Assessing Flow Rate and Nominal Pore Diameter as Parameters for Predicting the Removal of Microorganisms by Ceramic Water Filters

Ceramic water filters (CWFs) are manufactured worldwide using local materials and infrastructure. In this study, we assessed flow rate (FR) and nominal pore diameter (NPD) values as parameters to predict the microbial removal of CWFs. Two empirical models (flow rate model, FRM, and nominal pore diameter model, NPDM) were developed based on the log removal values (LRVs) for total coliform obtained from the operation of CWFs manufactured under controlled conditions in the United States. The proposed empirical models were validated using CWFs manufactured in Nepal and India.
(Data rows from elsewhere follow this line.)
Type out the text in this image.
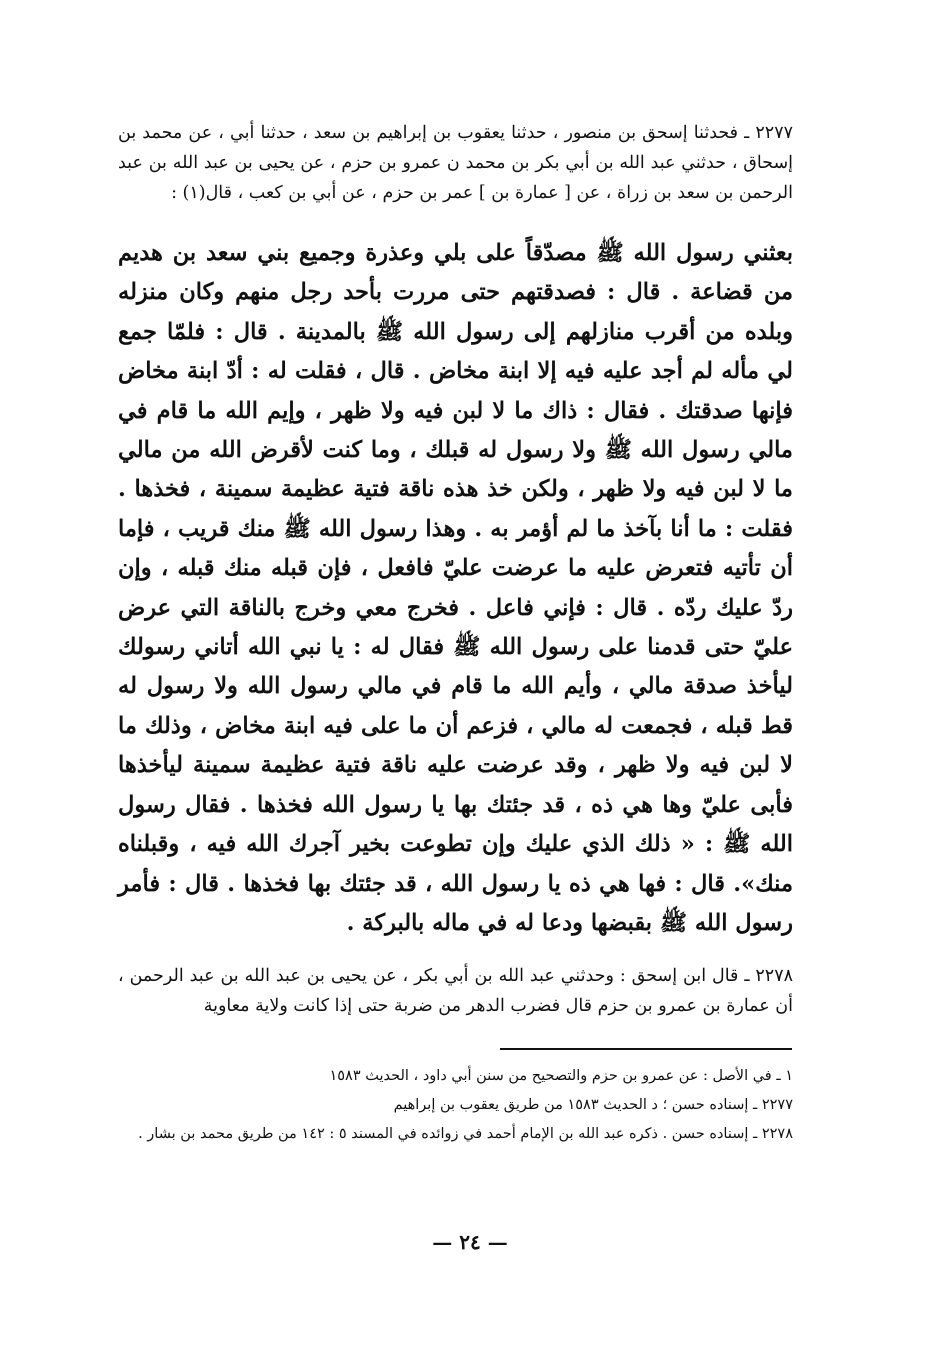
٢٢٧٧ ـ فحدثنا إسحق بن منصور ، حدثنا يعقوب بن إبراهيم بن سعد ، حدثنا أبي ، عن محمد بن إسحاق ، حدثني عبد الله بن أبي بكر بن محمد ن عمرو بن حزم ، عن يحيى بن عبد الله بن عبد الرحمن بن سعد بن زراة ، عن [ عمارة بن ] عمر بن حزم ، عن أبي بن كعب ، قال(١) :

بعثني رسول الله ﷺ مصدّقاً على بلي وعذرة وجميع بني سعد بن هديم من قضاعة . قال : فصدقتهم حتى مررت بأحد رجل منهم وكان منزله وبلده من أقرب منازلهم إلى رسول الله ﷺ بالمدينة . قال : فلمّا جمع لي مأله لم أجد عليه فيه إلا ابنة مخاض . قال ، فقلت له : أدّ ابنة مخاض فإنها صدقتك . فقال : ذاك ما لا لبن فيه ولا ظهر ، وإيم الله ما قام في مالي رسول الله ﷺ ولا رسول له قبلك ، وما كنت لأقرض الله من مالي ما لا لبن فيه ولا ظهر ، ولكن خذ هذه ناقة فتية عظيمة سمينة ، فخذها . فقلت : ما أنا بآخذ ما لم أؤمر به . وهذا رسول الله ﷺ منك قريب ، فإما أن تأتيه فتعرض عليه ما عرضت عليّ فافعل ، فإن قبله منك قبله ، وإن ردّ عليك ردّه . قال : فإني فاعل . فخرج معي وخرج بالناقة التي عرض عليّ حتى قدمنا على رسول الله ﷺ فقال له : يا نبي الله أتاني رسولك ليأخذ صدقة مالي ، وأيم الله ما قام في مالي رسول الله ولا رسول له قط قبله ، فجمعت له مالي ، فزعم أن ما على فيه ابنة مخاض ، وذلك ما لا لبن فيه ولا ظهر ، وقد عرضت عليه ناقة فتية عظيمة سمينة ليأخذها فأبى عليّ وها هي ذه ، قد جئتك بها يا رسول الله فخذها . فقال رسول الله ﷺ : « ذلك الذي عليك وإن تطوعت بخير آجرك الله فيه ، وقبلناه منك». قال : فها هي ذه يا رسول الله ، قد جئتك بها فخذها . قال : فأمر رسول الله ﷺ بقبضها ودعا له في ماله بالبركة .

٢٢٧٨ ـ قال ابن إسحق : وحدثني عبد الله بن أبي بكر ، عن يحيى بن عبد الله بن عبد الرحمن ، أن عمارة بن عمرو بن حزم قال فضرب الدهر من ضربة حتى إذا كانت ولاية معاوية

١ ـ في الأصل : عن عمرو بن حزم والتصحيح من سنن أبي داود ، الحديث ١٥٨٣

٢٢٧٧ ـ إسناده حسن ؛ د الحديث ١٥٨٣ من طريق يعقوب بن إبراهيم

٢٢٧٨ ـ إسناده حسن . ذكره عبد الله بن الإمام أحمد في زوائده في المسند ٥ : ١٤٢ من طريق محمد بن بشار .

— ٢٤ —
The models and principal component analysis (PCA) were used to identify materials and processes in CWF manufacturing with the highest impact on LRV. Our results showed that both the FRM and NPDM have a good predictive capability with high coefficients of determination, R², and statistical significance (p) values less than 0.05. PCA showed that the burnout material was the most important variable in the manufacturing process. Even though both models are appropriate to predict LRV from a CWF, the FRM and NPDM could have slightly different applications at CWF factories. The FRM could be used to predict LRVs of CWFs manufactured in an already operational factory as it fits with existing quality control procedures, such as measurement of flow rate. We propose that the NPDM could be applied in the research and performance enhancement of CWFs as additional filter characteristics can be tested for the potential to improve LRV. The use of either model could help factories improve the removal of bacteria by their CWFs.